Apocynaceae: The Dogbane Family of Flowering Plants

    Apocynaceae: The Dogbane Family of Flowering Plants

    Apocynaceae is a large and diverse family of flowering plants that includes about 400 genera and 4,555 species of trees, shrubs, herbs, stem succulents, and vines. The family is distributed mainly in tropical and subtropical regions of the world, and many of its members are cultivated as ornamentals for their attractive flowers and foliage. The family name comes from the genus Apocynum, which means “dog-away” in Greek, because some species were used as dog poison in ancient times.
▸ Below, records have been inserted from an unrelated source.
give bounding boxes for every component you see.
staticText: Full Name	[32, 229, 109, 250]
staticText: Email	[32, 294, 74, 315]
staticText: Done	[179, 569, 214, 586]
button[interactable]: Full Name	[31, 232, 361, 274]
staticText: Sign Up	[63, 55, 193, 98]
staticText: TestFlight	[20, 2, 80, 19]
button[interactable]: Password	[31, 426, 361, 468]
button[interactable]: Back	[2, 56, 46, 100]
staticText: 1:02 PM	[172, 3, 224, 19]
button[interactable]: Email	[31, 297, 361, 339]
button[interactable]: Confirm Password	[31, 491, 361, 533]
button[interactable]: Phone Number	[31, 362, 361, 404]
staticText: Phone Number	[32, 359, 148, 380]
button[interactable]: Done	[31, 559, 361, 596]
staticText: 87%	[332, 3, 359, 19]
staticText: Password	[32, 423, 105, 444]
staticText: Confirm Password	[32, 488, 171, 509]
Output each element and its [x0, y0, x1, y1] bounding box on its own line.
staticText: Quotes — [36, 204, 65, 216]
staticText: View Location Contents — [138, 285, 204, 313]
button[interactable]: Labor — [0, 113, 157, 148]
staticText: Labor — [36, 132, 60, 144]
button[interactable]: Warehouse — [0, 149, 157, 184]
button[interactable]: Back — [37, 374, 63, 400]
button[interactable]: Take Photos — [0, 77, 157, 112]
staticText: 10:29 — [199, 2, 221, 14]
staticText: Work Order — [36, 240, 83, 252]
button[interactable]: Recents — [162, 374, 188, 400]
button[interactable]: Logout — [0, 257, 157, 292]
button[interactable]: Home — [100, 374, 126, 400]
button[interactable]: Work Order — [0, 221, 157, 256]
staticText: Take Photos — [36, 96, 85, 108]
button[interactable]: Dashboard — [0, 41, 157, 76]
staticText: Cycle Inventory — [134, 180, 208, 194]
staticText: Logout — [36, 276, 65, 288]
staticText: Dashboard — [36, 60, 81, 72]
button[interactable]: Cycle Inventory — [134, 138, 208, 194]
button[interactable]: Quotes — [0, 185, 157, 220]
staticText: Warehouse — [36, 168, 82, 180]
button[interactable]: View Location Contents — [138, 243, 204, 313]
    The family is characterized by having milky sap that is often poisonous, smooth-margined leaves that are usually opposite or whorled, and flowers that are typically bisexual, actinomorphic, and pentamerous. The flowers are often arranged in clusters called cymes or umbels. The corolla may have a tube or lobes, and sometimes an extra set of petal-like structures called a corona. The stamens are usually attached to the corolla tube and alternate with the lobes. The ovary is superior and consists of two carpels that are usually free from each other, except for being joined near their apex by the styles or stigmas. The fruit may be a berry, a capsule, or a follicle that splits open at maturity and releases many seeds that are often winged or tufted.

    The family is divided into five subfamilies: Rauvolfioideae, Apocynoideae, Periplocoideae, Secamonoideae, and Asclepiadoideae. The latter subfamily was formerly treated as a separate family (Asclepiadaceae) and is distinguished by having pollen grains that are grouped into waxy masses called pollinia. The pollinia are attached to specialized structures called translators that help in the transfer of pollen from one flower to another by insects. The Asclepiadoideae also have a more complex gynoecium with a five-sided style head and a nectary disk at the base of the stamens.

    Many members of the family have medicinal or economic importance. For example, Catharanthus roseus (Madagascar periwinkle) is a source of alkaloids that are used for treating leukemia and other cancers. Rauvolfia serpentina (Indian snakeroot) produces reserpine, which is used for lowering blood pressure and treating mental disorders. Apocynum cannabinum (Indian hemp) and A. androsaemifolium (spreading dogbane) have tough fibers that are used for making ropes and textiles. Nerium oleander (oleander) and Thevetia peruviana (yellow oleander) are widely grown as ornamental shrubs but are highly toxic if ingested.

    Some examples of ornamental plants in the family are Vinca minor (periwinkle), Plumeria rubra (frangipani), Allamanda cathartica (golden trumpet), Mandevilla sanderi (Brazilian jasmine), Carissa macrocarpa (Natal plum), Hoya carnosa (wax plant), Asclepias tuberosa (butterfly weed), Stapelia gigantea (carrion flower), and Adenium obesum (desert rose).

    The Apocynaceae family is also notable for its ecological interactions with animals, especially insects. Many species have evolved adaptations to attract, reward, or deceive pollinators. For example, some species have corollas that are shaped like tubes, funnels, or bells to accommodate the mouthparts of long-tongued insects such as bees, butterflies, or moths. Some species have corollas that are brightly colored or have contrasting patterns to guide the pollinators to the nectar or pollen. Some species have corollas that emit fragrant or foul odors to attract specific pollinators such as beetles or flies. Some species have corollas that mimic the appearance or scent of female insects to lure male insects for pseudocopulation.

    Some species of Apocynaceae have developed mutualistic relationships with certain insects that feed on their sap or nectar and in return provide protection from herbivores or predators. For example, some species of Asclepias (milkweeds) are host plants for the larvae of monarch butterflies (Danaus plexippus), which sequester the toxic cardiac glycosides from the plant and become unpalatable to birds and other predators. Some species of Plumeria (frangipanis) are associated with ants that nest in their hollow stems and defend the plant from herbivorous insects. Some species of Rauvolfia (snakeroots) are visited by honeybees that collect their resin and use it to seal their hives and deter parasites.